We talk a lot about working mom guilt at home. But what about working mom guilt at work? Working moms tend to feel badly about leaving the office early, taking a day off, or even relaxing with family and friends. I really hadn’t focused on this phenomena until I read a recent Huffington Post article on Reverse Guilt by Carol Evans. As our careers demand our undivided attention, Evans describes reverse guilt with all-too-familiar examples:
“I feel this haunting sense of guilt about my work — not my family!” revealed a senior manager during the Q&A at a speech I gave recently. “I’m worried I might let my company down even though I’m going all out every day and then getting on my computer after I put the kids to bed.”
Case in point.

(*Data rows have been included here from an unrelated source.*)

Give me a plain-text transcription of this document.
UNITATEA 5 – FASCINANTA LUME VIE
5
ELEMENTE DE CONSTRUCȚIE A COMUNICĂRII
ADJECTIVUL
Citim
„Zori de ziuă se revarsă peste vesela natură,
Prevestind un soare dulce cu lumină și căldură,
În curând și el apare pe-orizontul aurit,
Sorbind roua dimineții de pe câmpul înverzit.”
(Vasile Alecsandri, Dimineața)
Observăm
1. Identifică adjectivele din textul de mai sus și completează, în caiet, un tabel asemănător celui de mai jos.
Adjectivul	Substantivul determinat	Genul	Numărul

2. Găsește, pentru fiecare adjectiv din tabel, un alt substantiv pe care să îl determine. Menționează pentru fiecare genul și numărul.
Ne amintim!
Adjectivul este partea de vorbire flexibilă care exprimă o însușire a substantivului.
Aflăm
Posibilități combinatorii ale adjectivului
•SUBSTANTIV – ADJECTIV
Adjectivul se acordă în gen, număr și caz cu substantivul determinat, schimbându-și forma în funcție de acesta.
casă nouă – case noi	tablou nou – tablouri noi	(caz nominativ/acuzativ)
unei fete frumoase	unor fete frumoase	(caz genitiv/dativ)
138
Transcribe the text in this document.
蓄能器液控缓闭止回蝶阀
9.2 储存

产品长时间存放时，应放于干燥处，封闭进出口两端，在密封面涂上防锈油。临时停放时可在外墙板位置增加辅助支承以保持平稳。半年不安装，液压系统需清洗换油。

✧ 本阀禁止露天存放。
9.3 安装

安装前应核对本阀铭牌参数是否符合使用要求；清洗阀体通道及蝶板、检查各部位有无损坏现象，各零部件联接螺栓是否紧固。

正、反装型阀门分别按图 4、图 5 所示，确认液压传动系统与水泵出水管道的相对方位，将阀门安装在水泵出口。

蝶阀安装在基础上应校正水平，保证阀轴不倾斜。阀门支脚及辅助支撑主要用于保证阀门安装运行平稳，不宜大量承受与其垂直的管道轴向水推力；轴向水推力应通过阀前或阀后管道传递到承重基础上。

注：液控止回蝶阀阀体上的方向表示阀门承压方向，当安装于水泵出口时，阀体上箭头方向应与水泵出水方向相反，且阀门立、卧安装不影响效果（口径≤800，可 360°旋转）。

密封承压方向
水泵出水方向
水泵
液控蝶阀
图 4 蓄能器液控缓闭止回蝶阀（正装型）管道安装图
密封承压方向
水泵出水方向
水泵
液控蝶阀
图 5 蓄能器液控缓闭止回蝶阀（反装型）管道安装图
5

As I stay at home today with my kids, I feel a tad guilty for not being more “productive.” (Ok, in reality, I’ve had an incredibly busy day making meals, going shopping, doing laundry, making Christmas lists, sorting old clothes for donations, and cleaning closets. So why do I feel guilty for not working!)
I’ve noticed “reverse guilt” creep in, even with my friends who don’t work outside the home. They get stressed over the volunteer schedules, bake sales, and expectations our communities place on stay-at-home moms perceived as have extra “time” on their hands. And they likewise feel guilty every time they say no!
Here’s the problem with reverse guilt. It robs us from having – and enjoying – a life outside of work! The easy solution is to turn on the laptop, stay up late to answer emails, or head into the office on Sunday night to play “catch-up” before the work week.
But is this just a band aide solution? It’s one thing to get your work done. It’s another thing to refuse to let go. And if we can’t let go, what does that say about our identity?
Our Creator recognizes our intrinsic value. “For we are God’s workmanship, created in Christ Jesus to do good works, which God prepares for us in advance for us to do.” (Ephesians 2:10) Knowing I am “God’s workmanship” doesn’t give me a license to become a slacker at work – to the contrary, I am motivating by grace, not guilt, to do my very best.
This is where grace comes in. As a child of God, I don’t have to earn anything. I am holy, blameless, forgiven, and even redeemed by the blood of Jesus. This doesn’t give me a license to screw up; it just gives me the freedom to be the best wife, mother, and lawyer that I can be. (Chasing Superwoman, p.215)
How do you deal with reverse guilt? Will you allow God to define your value – rather than your achievements at home or at work?